Campaigners are celebrating a major victory in their bid to preserve a wildlife meadow from development.

Verulam Residents Association has been trying to prevent the meadow between Bedmond Lane and Mayne Avenue, St Albans, being developed by Banner Homes.

The meadow was designated by the district council as an Asset of Community Value (ACV) because it was clear that the local community had been using it for many years. It was an open space with a public footpath running through it and there were no apparent barriers to public access. The council felt that the meadow, which is rich in wildlife and wildflowers, fulfilled a community benefit and there was no reason to assume that would not continue.

But Banner Homes challenged the status, claiming that because the meadow was private land, residents had no right to use it.

They have also repeatedly said that they wish to develop the land, despite it not being considered for homes in the district’s draft Strategic Local Plan.

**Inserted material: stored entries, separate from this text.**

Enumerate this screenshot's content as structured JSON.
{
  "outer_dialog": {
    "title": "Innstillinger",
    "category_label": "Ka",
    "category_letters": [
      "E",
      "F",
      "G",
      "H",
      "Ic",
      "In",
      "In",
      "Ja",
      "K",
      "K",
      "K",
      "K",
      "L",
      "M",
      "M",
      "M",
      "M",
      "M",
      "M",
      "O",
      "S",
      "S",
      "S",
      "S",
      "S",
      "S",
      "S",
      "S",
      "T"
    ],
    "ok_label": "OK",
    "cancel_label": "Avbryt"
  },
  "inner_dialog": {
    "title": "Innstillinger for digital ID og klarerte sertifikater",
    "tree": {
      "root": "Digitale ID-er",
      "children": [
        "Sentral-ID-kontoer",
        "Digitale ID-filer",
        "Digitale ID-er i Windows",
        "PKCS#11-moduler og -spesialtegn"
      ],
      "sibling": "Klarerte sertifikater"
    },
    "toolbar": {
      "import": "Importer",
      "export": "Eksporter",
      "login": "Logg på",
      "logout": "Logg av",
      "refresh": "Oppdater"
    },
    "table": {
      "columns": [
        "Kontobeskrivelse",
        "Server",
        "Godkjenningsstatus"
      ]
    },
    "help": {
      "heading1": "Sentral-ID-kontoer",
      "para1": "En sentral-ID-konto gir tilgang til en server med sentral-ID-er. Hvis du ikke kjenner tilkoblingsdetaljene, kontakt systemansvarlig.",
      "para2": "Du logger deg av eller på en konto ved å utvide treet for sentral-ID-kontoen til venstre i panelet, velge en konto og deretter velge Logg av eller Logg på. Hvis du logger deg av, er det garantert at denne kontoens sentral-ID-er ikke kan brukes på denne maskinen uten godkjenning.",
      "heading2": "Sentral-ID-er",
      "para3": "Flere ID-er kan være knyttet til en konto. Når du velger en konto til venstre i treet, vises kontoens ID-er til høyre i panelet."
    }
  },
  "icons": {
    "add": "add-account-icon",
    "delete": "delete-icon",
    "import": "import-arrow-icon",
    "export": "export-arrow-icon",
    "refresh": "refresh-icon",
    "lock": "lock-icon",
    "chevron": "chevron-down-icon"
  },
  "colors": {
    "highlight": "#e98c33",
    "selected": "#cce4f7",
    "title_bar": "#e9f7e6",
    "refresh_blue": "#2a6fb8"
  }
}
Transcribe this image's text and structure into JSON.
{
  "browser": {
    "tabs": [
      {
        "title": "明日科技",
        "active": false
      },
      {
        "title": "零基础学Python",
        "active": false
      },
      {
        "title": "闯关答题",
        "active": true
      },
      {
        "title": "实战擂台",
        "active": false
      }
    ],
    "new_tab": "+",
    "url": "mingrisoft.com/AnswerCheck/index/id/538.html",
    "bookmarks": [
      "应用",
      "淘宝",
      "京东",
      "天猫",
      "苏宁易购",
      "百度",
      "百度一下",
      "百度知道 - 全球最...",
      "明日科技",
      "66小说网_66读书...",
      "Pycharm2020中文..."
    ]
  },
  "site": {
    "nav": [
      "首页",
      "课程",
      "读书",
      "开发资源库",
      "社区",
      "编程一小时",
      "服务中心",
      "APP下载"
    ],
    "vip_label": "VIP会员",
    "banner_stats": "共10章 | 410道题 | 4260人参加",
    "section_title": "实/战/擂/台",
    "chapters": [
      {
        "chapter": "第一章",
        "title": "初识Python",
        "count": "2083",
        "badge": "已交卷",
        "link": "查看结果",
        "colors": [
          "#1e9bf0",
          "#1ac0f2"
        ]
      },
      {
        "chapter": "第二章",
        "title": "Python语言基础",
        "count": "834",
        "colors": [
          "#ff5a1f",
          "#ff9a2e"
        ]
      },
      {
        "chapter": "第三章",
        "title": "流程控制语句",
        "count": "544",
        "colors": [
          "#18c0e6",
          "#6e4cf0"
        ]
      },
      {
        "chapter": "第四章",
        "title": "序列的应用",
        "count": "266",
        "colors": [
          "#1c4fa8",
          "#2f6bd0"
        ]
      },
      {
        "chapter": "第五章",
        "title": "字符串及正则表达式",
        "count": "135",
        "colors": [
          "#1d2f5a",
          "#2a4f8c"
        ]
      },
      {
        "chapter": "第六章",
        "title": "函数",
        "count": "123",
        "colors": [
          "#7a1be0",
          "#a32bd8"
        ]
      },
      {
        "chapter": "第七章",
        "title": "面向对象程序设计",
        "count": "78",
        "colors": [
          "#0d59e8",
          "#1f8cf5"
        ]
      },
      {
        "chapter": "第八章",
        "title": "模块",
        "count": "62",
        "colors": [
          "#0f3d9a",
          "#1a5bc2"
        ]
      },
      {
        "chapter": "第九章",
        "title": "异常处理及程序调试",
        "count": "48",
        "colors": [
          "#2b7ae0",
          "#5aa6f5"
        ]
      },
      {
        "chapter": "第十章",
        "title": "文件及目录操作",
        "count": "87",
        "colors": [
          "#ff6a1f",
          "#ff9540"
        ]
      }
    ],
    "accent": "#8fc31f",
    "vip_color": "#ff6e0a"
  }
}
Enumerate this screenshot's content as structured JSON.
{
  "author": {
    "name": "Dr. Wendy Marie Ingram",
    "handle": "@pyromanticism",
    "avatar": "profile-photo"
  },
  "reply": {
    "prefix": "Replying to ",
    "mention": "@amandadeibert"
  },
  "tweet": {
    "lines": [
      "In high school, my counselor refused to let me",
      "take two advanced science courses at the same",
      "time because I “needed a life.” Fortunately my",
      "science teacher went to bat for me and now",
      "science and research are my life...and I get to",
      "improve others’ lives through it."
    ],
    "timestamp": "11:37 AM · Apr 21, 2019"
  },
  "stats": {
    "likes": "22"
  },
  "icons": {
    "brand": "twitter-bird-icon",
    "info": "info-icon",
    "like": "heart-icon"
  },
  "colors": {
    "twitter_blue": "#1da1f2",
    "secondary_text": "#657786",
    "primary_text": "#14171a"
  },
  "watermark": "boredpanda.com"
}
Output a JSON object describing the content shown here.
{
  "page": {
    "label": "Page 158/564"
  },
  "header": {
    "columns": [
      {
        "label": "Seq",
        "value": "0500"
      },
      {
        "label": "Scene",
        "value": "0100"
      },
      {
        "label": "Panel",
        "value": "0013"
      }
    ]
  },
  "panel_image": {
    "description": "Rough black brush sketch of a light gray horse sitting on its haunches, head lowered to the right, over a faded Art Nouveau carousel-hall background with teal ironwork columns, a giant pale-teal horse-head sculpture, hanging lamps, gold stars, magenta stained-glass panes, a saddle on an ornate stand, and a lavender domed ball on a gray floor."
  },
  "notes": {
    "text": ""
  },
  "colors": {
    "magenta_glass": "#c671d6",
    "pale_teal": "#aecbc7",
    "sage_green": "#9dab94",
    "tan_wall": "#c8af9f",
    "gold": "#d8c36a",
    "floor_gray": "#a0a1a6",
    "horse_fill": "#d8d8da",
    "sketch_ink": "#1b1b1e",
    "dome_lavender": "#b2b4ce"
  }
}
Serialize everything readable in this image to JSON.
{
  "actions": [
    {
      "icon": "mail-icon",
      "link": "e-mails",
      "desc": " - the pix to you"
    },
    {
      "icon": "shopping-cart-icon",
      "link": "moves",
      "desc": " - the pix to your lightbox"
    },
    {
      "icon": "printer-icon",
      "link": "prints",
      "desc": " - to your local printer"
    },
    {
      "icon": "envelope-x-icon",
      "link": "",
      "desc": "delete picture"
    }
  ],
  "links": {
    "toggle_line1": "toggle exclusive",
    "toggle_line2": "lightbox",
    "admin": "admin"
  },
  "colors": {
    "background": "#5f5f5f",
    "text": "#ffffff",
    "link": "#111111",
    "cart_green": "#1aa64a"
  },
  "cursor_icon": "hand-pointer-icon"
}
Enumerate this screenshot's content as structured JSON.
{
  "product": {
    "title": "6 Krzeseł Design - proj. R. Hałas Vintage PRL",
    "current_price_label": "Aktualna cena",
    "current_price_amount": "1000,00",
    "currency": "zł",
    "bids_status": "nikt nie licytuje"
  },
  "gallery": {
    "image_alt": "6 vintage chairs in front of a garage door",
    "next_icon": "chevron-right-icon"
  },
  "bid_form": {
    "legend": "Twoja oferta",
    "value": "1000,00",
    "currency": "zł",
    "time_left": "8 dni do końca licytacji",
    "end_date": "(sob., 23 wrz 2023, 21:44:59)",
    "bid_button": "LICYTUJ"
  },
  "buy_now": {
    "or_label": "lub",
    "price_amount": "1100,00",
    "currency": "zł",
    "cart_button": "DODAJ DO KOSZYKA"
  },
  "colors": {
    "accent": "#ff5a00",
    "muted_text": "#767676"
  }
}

The company unsuccessfully applied to graze horses on the land, generally seen as the precursor to a bid to put up housing, and then put up wire fencing around the site after this was turned down, apparently to prevent trespassers straying off the public footpaths.

However, the field had been used socially and recreationally by local residents since the late 1960s and they had never been told previously not to access the site.

The company’s first appeal against the ACV decision was unsuccessful, so Banner Homes then went took its case to a second appeal, a so-called ‘first tier’ tribunal, in a bid to get the status overturned.

But on Friday it was revealed that the tribunal had dismissed the developer’s appeal, and Judge Peter Lane suggested Banner Homes might now wish to look into some sort of licence arrangement with the residents’ association.

Timothy Beecroft, chairman of Verulam Residents Association, said: “The Verulam Residents Association is very pleased to hear that Banner Homes’ appeal against St Albans council’s decision to list Bedmond Lane Field as an Asset of Community Value has been dismissed.

“We note with particular interest the Judge’s remark that ‘it is not fanciful, given the history of the Field, to think that Banner Homes may well conclude that their relations with the local community will be best served by restoring the status quo or by entering into some form of licence arrangement with the Residents’ Association or similar grouping’.

“Even though we cannot be sure that we have come to the end of the legal process we very much hope that this will provide the basis for a positive way forward.

“This result could not have come about without the hard work and support of many residents – the VRA thanks them all for their contribution.”

Banner Homes’ appeal against the horse grazing decision has yet to be decided.